" MicromOne: Dataverse and Azure App Registrations

Pagine

Dataverse and Azure App Registrations


The older connection string looked like this:

AuthType=Office365;
Username=user@tenant.onmicrosoft.com;
Password=password;
Url=https://org.crm.dynamics.com;

Today, this approach is considered legacy and unsupported for modern secure environments.

The Recommended Alternative

The most practical replacement for unattended integrations is:

AuthType=ClientSecret

Example:

AuthType=ClientSecret;
Url=https://yourorg.crm.dynamics.com;
ClientId=YOUR-APP-ID;
ClientSecret=YOUR-SECRET;
TenantId=YOUR-TENANT-ID;

This authenticates through Microsoft Entra ID (Azure Active Directory) using an Azure App Registration.

The Important Detail Most Developers Miss

When configuring Dataverse integrations, developers often focus on:

  • Application Users

  • Security Roles

  • Dataverse permissions

However, the real identity actually comes from Azure.

The Dataverse Application User is simply a representation of the Azure App Registration inside Dataverse.

The key link is:

Application (Client) ID

This means:

  • Azure App Registration defines the identity

  • Dataverse defines the permissions

So Where Does the Application Name Come From?

This was exactly the issue I encountered during migration.

Inside Dataverse, you create:

  • An Application User

  • Assign Security Roles

  • Configure permissions

But the actual application identity — including the displayed application name — originates from the Azure App Registration.

In practice:

  1. Create the App Registration in Azure

  2. Copy the Application (Client) ID

  3. Create an Application User in Dataverse

  4. Paste the Client ID

  5. Dataverse associates the Application User with the Azure App

At that point, the Azure App Registration becomes the authoritative identity source.

So if you are wondering whether you should “call the name” from:

  • Dataverse User + Permissions

  • or Azure App Registration

The correct answer is:

Use the Azure App Registration as the source of truth for the application identity.
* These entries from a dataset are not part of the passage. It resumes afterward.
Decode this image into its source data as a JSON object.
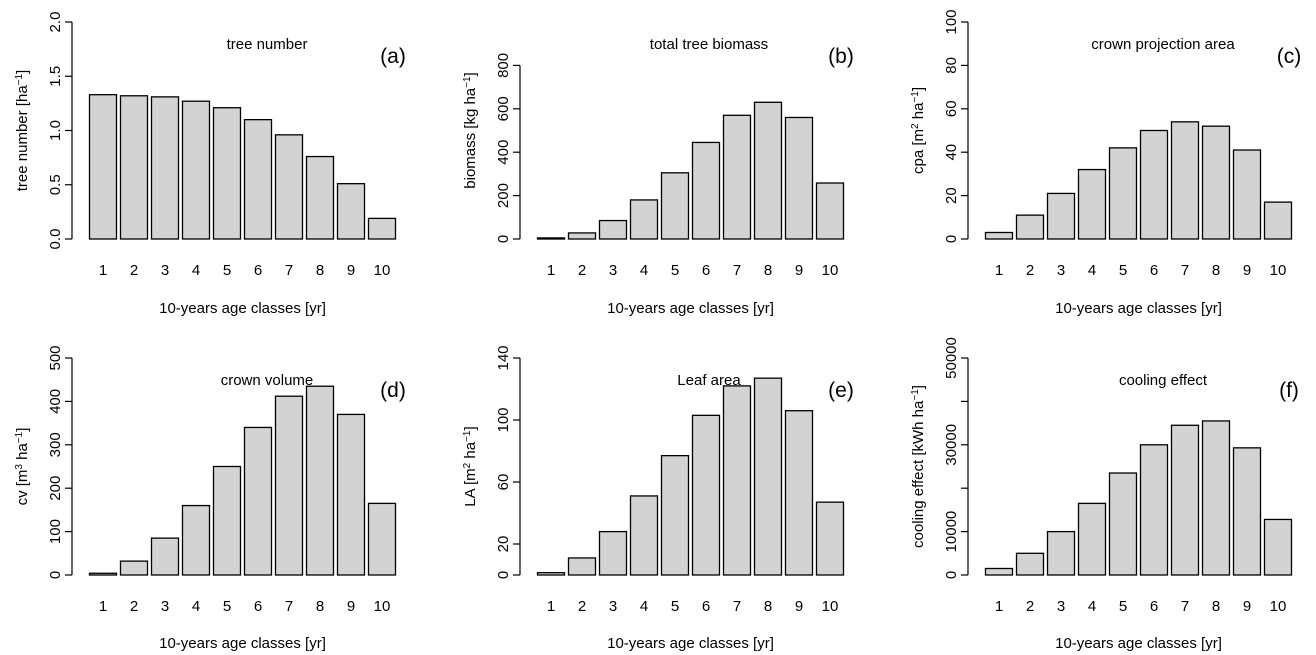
{
  "chart_data": [
    {
      "type": "bar",
      "title": "tree number",
      "panel_label": "(a)",
      "categories": [
        "1",
        "2",
        "3",
        "4",
        "5",
        "6",
        "7",
        "8",
        "9",
        "10"
      ],
      "values": [
        1.33,
        1.32,
        1.31,
        1.27,
        1.21,
        1.1,
        0.96,
        0.76,
        0.51,
        0.19
      ],
      "xlabel": "10-years age classes [yr]",
      "ylabel": {
        "main": "tree number [ha",
        "sup": "−1",
        "tail": "]"
      },
      "ylim": [
        0,
        2.0
      ],
      "yticks": [
        "0.0",
        "0.5",
        "1.0",
        "1.5",
        "2.0"
      ]
    },
    {
      "type": "bar",
      "title": "total tree biomass",
      "panel_label": "(b)",
      "categories": [
        "1",
        "2",
        "3",
        "4",
        "5",
        "6",
        "7",
        "8",
        "9",
        "10"
      ],
      "values": [
        5,
        28,
        85,
        180,
        305,
        445,
        570,
        630,
        560,
        258
      ],
      "xlabel": "10-years age classes [yr]",
      "ylabel": {
        "main": "biomass [kg ha",
        "sup": "−1",
        "tail": "]"
      },
      "ylim": [
        0,
        1000
      ],
      "yticks": [
        "0",
        "200",
        "400",
        "600",
        "800"
      ]
    },
    {
      "type": "bar",
      "title": "crown projection area",
      "panel_label": "(c)",
      "categories": [
        "1",
        "2",
        "3",
        "4",
        "5",
        "6",
        "7",
        "8",
        "9",
        "10"
      ],
      "values": [
        3,
        11,
        21,
        32,
        42,
        50,
        54,
        52,
        41,
        17
      ],
      "xlabel": "10-years age classes [yr]",
      "ylabel": {
        "main": "cpa [m",
        "sup": "2",
        "mid": " ha",
        "sup2": "−1",
        "tail": "]"
      },
      "ylim": [
        0,
        100
      ],
      "yticks": [
        "0",
        "20",
        "40",
        "60",
        "80",
        "100"
      ]
    },
    {
      "type": "bar",
      "title": "crown volume",
      "panel_label": "(d)",
      "categories": [
        "1",
        "2",
        "3",
        "4",
        "5",
        "6",
        "7",
        "8",
        "9",
        "10"
      ],
      "values": [
        4,
        32,
        85,
        160,
        250,
        340,
        412,
        435,
        370,
        165
      ],
      "xlabel": "10-years age classes [yr]",
      "ylabel": {
        "main": "cv [m",
        "sup": "3",
        "mid": " ha",
        "sup2": "−1",
        "tail": "]"
      },
      "ylim": [
        0,
        500
      ],
      "yticks": [
        "0",
        "100",
        "200",
        "300",
        "400",
        "500"
      ]
    },
    {
      "type": "bar",
      "title": "Leaf area",
      "panel_label": "(e)",
      "categories": [
        "1",
        "2",
        "3",
        "4",
        "5",
        "6",
        "7",
        "8",
        "9",
        "10"
      ],
      "values": [
        1.5,
        11,
        28,
        51,
        77,
        103,
        122,
        127,
        106,
        47
      ],
      "xlabel": "10-years age classes [yr]",
      "ylabel": {
        "main": "LA [m",
        "sup": "2",
        "mid": " ha",
        "sup2": "−1",
        "tail": "]"
      },
      "ylim": [
        0,
        140
      ],
      "yticks": [
        "0",
        "20",
        "60",
        "100",
        "140"
      ],
      "ytick_values": [
        0,
        20,
        60,
        100,
        140
      ]
    },
    {
      "type": "bar",
      "title": "cooling effect",
      "panel_label": "(f)",
      "categories": [
        "1",
        "2",
        "3",
        "4",
        "5",
        "6",
        "7",
        "8",
        "9",
        "10"
      ],
      "values": [
        1500,
        5000,
        10000,
        16500,
        23500,
        30000,
        34500,
        35500,
        29300,
        12800
      ],
      "xlabel": "10-years age classes [yr]",
      "ylabel": {
        "main": "cooling effect [kWh ha",
        "sup": "−1",
        "tail": "]"
      },
      "ylim": [
        0,
        50000
      ],
      "yticks": [
        "0",
        "10000",
        "30000",
        "50000"
      ],
      "ytick_values": [
        0,
        10000,
        30000,
        50000
      ],
      "ytick_minor": [
        20000,
        40000
      ]
    }
  ]
}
Dataverse is only responsible for authorization and security role assignment.

Typical Modern Authentication Flow

Here is the modern setup flow most Dataverse integrations should follow:

1. Create Azure App Registration

Inside Microsoft Entra ID:

  • App Registrations

  • New Registration

  • Save:

    • Client ID

    • Tenant ID

2. Configure API Permissions

Add:

Dynamics CRM → user_impersonation

Then grant admin consent. 

3. Create a Client Secret

Under:

Certificates & secrets

Generate and securely store the secret value.

4. Create Dataverse Application User

Inside Power Platform / Dynamics:

Security → Users → Application Users

Then:

  • Create New User

  • Select the Azure App

  • Assign Security Roles

Common Migration Mistakes

Using Personal Accounts for Integrations

Many old integrations depended on real user credentials.

Modern integrations should use dedicated Application Users instead.

Forgetting Dataverse Security Roles

Azure authentication succeeding does not automatically grant Dataverse access.

The Application User still requires proper Security Roles.

Confusing Authentication with Authorization

Azure authenticates the app.

Dataverse authorizes the app.

These are separate responsibilities.

Assuming the Dataverse User Owns the Identity

The identity is controlled by Azure App Registration.

Dataverse only maps permissions to that identity.